Space Governance
In recent years the Centre has expanded its focus on global governance so as to include the governance of the relations between states in carrying out activities of scientific exploration and various other uses of outer space, including the commercial exploitation and militarisation thereof. In keeping with the developments in the burgeoning areas of space tourism, space ‘weaponization’ and terrestrial applications of advanced satellite technology, the research activities of the Centre are structured around three sub-themes.
A first sub-theme addresses the rapidly developing sector of commercial uses of space and space tourism/transport. In an era when access to space is no longer the exclusive remit of institutional actors, and when even these actors are increasingly reliant on commercial operators for their needs with regard to space transportation, a number of new governance questions arise. These questions, along with those stemming from the parallel development of commercial space tourism, are the prime research topics of this sub-theme.

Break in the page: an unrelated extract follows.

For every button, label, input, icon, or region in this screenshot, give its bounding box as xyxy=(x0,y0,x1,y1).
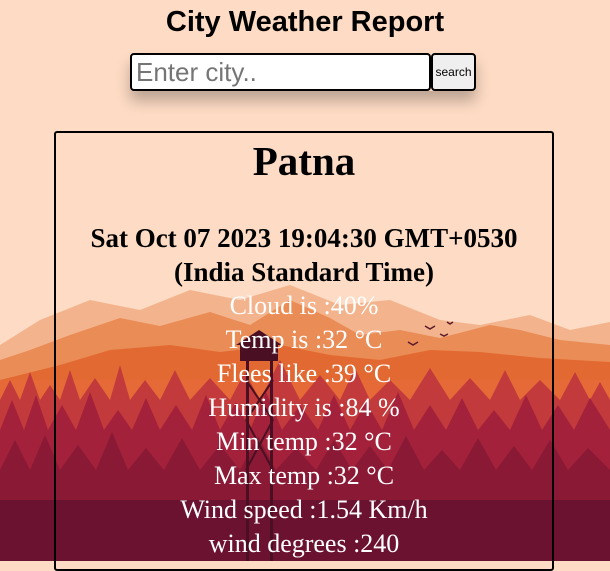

A second sub-theme of the Centre's space governance research activities is concerned with the militarisation of space. Whereas the military potential of space and space technologies has been evident ever since the beginning of the space era, the post-Cold War context has brought about a dramatic increase in the number of players in this arena. This evolution poses new political, legal and governance challenges as states’ national security interests must be reconciled with existing space law and jus in bello.
A third and final sub-theme revolves around the industrial exploitation of the plenitude of natural resources found in outer space and on or underneath the surface of celestial bodies in the solar system. The theoretical groundwork of the research undertaken in the context of this sub-theme is aimed at bringing about possible means of formulating concrete, practical improvements in the legal and political framework for cooperation between states and international organizations in the utilization of scarce and highly valuable space resources.
As output of the Centre’s focus on space governance, 2010 has seen the completion of the SP4ESP (Space Procurement for the European Space Policy) research project, which started in the summer of the previous year. Over the course of this project, the Centre collaborated with colleagues from the University of Cologne and the Charles University of Prague in an attempt to resolve the divergence in approach with respect to procurement that has plagued European Space Governance ever since the start of cooperation between the EU and ESA. The results of this study, carried out under the expert supervision of professors Stephan Hobe, Jan Wouters and Mahulena Hoffmann, were presented to DG Enterprise of the European Commission and to its European Space Policy Expert Group in September of 2010. A published version of this study is forthcoming with Lit Verlag as A Coherent European Procurement Law and Policy for the Space Sector – Towards a Third Way.